Her novels for older children include: Hacker (1992), the story of Vicky, who saves her father from being wrongly convicted of stealing from the bank after hacking into the bank’s computer to solve the crime herself; Thief! (1995), about a child who is transported into the future after being accused of a crime she did not commit; and Pig-Heart Boy (1997), the diary of 13-year-old Cameron, who needs a heart transplant. The latter book which she subsequently adapted as a series for television won several awards, including a BAFTA for best children’s drama in 2000.
Her best-known books for young adults are the multi award-winning Noughts & Crosses series which includes Noughts & Crosses (2001), Knife Edge (2004), Checkmate (2005) and Double Cross (2008). Although most of Blackman’s characters are black, until this series she had chosen not to foreground the issue of race or ethnic identity, but rather to depict characters without an overt focus on race. With Noughts and Crosses, Blackman addressed racial issues more overtly, depicting a world in which black people, or ‘Crosses’, are the ruling elite and white people, or ‘noughts’, are confined to minority status, denied legal rights and work in menial jobs. The novels focus on the frustrated love affair between a black girl, Sephy, and a white boy, Callum.

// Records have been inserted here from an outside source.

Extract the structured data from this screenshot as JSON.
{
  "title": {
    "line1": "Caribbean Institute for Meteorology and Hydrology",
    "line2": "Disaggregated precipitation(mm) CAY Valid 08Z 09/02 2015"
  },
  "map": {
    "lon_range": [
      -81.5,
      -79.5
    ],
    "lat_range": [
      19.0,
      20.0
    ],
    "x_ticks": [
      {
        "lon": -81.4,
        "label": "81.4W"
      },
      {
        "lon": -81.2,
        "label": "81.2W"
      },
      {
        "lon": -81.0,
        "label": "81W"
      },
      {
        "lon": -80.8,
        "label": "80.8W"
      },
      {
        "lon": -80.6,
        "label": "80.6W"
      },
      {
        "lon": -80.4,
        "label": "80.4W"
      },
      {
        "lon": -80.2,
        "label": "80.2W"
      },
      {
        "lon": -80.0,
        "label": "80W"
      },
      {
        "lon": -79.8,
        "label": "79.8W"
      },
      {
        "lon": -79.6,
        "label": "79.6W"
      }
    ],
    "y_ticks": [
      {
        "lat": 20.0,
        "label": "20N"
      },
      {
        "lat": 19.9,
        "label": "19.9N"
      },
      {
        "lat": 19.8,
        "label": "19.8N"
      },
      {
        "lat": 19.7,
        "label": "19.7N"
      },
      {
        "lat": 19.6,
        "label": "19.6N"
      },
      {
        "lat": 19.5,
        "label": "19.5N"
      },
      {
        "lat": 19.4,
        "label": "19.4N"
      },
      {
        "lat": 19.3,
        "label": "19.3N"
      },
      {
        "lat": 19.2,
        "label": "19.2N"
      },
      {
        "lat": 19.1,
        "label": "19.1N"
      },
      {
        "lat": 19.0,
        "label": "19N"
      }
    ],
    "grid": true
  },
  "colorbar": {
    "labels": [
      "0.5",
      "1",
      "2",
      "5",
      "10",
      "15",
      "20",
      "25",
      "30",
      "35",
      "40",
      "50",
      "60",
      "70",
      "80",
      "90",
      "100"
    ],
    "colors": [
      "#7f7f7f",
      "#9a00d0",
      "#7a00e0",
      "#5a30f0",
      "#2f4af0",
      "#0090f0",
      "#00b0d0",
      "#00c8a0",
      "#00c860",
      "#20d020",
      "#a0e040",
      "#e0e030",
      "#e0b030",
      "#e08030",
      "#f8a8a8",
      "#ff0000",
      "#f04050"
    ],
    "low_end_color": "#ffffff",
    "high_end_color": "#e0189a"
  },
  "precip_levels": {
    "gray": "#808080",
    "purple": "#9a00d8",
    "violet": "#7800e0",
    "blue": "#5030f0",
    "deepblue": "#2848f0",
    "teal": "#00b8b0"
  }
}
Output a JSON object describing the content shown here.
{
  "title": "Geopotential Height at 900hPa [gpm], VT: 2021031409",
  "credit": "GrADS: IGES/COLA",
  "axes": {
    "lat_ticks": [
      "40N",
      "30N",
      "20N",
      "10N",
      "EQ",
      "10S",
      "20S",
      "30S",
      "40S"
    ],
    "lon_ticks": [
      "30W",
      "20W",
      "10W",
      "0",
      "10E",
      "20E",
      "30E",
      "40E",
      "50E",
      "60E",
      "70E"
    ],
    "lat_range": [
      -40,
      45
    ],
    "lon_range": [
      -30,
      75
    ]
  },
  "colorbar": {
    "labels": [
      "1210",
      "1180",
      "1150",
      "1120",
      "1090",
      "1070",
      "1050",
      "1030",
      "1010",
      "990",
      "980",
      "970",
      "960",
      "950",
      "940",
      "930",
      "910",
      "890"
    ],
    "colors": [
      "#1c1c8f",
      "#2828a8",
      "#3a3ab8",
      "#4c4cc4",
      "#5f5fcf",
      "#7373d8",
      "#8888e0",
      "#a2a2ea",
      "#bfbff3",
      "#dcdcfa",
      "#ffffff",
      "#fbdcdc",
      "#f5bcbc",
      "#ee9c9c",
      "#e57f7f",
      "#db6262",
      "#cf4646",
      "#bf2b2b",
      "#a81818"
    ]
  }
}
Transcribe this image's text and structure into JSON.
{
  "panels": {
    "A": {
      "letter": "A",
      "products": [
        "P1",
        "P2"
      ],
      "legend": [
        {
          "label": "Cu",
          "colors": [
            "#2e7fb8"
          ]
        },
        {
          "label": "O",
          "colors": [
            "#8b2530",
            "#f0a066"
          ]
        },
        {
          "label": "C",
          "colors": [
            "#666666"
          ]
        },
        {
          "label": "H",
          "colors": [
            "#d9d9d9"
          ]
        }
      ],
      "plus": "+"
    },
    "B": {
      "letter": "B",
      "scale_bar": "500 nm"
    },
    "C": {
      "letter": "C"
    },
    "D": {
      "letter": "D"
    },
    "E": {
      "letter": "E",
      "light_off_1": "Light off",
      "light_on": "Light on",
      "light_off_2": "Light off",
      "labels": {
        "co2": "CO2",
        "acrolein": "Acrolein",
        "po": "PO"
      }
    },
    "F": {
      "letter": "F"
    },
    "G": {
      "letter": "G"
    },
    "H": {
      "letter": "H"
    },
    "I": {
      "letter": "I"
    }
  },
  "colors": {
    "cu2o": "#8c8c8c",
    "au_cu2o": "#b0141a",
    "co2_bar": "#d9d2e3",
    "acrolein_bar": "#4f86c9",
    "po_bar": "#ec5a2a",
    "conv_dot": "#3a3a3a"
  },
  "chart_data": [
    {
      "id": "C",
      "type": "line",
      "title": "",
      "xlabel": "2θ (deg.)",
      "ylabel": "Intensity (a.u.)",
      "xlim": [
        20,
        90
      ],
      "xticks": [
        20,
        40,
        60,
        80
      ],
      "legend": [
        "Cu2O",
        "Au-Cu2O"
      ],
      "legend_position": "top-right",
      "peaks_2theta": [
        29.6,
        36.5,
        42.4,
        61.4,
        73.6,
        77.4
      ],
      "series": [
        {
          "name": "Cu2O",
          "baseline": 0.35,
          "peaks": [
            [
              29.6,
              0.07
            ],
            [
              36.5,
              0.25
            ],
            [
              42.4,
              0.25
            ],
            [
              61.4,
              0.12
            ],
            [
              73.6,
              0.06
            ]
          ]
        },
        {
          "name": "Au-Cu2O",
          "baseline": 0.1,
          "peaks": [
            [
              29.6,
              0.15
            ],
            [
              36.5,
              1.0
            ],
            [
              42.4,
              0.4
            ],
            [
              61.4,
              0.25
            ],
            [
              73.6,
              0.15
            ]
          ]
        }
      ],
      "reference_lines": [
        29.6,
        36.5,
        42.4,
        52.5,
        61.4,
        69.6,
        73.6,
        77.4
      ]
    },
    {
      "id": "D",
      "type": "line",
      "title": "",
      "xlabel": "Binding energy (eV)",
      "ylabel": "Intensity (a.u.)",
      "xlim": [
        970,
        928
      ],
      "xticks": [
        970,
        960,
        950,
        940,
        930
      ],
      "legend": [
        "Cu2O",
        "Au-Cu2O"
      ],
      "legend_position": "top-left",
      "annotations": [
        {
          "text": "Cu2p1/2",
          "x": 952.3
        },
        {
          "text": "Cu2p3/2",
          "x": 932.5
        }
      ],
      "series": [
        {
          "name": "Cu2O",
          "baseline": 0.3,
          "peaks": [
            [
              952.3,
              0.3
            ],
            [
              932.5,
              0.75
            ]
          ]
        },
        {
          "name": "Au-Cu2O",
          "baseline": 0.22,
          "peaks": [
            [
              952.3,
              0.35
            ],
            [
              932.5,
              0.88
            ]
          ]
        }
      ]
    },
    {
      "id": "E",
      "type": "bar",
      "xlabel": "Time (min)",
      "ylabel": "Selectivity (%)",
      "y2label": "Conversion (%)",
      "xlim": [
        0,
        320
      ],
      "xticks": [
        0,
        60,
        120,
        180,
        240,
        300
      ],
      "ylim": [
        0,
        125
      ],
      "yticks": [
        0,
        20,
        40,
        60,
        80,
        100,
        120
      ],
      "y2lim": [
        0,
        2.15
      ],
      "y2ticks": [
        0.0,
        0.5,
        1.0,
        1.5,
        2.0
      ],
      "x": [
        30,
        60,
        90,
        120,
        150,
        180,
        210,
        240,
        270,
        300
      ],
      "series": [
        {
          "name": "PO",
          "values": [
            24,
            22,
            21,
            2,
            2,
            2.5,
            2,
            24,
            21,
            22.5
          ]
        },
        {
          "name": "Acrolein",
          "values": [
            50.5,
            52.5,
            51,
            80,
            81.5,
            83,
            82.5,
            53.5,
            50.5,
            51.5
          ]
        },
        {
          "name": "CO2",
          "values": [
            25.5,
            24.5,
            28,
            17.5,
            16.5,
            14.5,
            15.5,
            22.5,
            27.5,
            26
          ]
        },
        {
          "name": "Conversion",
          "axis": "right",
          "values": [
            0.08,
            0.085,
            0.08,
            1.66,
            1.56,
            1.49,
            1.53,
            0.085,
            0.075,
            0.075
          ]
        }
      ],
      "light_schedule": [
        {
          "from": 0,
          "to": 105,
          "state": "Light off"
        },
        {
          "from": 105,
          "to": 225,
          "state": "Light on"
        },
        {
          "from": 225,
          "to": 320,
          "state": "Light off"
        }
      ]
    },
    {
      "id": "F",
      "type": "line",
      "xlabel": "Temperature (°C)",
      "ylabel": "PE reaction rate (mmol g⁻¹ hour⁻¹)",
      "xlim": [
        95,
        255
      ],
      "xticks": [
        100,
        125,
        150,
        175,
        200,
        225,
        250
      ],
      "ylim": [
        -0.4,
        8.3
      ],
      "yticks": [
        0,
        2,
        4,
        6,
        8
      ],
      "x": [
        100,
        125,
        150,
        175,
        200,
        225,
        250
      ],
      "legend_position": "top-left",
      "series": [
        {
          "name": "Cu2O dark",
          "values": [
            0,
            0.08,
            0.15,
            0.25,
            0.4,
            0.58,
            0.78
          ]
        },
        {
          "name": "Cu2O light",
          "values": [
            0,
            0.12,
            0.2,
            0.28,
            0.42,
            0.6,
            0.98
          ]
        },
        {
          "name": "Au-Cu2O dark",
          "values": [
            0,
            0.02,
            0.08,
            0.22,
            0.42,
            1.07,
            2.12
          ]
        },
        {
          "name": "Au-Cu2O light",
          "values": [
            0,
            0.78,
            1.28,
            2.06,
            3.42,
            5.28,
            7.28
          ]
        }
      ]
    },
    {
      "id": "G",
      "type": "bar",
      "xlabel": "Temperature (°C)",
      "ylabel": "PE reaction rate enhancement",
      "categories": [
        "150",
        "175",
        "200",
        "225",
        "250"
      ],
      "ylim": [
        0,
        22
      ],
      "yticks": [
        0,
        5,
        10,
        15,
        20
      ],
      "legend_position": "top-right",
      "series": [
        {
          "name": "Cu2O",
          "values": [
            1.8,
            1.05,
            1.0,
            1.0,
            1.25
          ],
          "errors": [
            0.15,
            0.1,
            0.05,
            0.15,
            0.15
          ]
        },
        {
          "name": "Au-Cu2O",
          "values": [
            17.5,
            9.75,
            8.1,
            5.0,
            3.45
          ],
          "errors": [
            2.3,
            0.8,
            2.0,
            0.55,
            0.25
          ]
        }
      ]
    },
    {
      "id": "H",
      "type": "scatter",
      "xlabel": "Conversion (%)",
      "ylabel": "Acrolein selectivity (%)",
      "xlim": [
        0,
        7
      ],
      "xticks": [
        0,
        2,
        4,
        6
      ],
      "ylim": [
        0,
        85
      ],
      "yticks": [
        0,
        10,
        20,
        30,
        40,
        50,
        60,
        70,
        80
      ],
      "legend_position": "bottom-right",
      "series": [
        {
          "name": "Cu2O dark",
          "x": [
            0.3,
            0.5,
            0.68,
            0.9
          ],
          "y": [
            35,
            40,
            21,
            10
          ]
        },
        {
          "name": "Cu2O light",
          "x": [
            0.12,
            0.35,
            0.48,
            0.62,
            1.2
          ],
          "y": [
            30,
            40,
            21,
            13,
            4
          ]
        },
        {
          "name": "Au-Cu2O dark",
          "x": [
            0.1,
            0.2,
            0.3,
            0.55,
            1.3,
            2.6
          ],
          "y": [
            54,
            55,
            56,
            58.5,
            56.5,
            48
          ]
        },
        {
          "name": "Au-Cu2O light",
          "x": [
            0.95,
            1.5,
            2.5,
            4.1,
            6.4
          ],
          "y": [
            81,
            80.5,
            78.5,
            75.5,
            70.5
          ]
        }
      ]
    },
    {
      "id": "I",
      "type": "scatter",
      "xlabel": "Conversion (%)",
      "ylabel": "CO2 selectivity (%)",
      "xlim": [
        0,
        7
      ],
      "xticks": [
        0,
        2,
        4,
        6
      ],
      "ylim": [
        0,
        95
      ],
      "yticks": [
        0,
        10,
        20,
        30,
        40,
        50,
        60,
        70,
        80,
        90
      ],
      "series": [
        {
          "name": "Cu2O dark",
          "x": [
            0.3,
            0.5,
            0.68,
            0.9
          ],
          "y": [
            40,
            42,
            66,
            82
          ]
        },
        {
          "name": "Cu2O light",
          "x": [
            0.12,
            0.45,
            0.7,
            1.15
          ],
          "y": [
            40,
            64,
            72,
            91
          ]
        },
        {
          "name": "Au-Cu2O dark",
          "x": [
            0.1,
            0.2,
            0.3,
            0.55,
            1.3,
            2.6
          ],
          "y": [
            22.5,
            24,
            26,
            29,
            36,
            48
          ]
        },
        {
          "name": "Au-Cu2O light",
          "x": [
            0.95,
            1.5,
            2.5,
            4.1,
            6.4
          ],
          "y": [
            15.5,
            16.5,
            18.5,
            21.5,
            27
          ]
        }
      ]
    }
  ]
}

In 2004, she also wrote a novel entirely in verse, Cloud Busting (2004), which won a Nestlé Smarties Book Prize (Silver Award) the same year. In 2007, she edited Unheard Voices, an anthology of stories and poems to commemorate the bicentenary anniversary of the abolition of the slave trade, and in 2009 she contributed to Free?, a book of stories celebrating Human Rights.
In 2005, she was honoured with the Eleanor Farjeon Award in recognition of her distinguished contribution to the world of children’s books; she was also awarded an OBE in 2008. Her most recent novel is Noble Conflict (2013).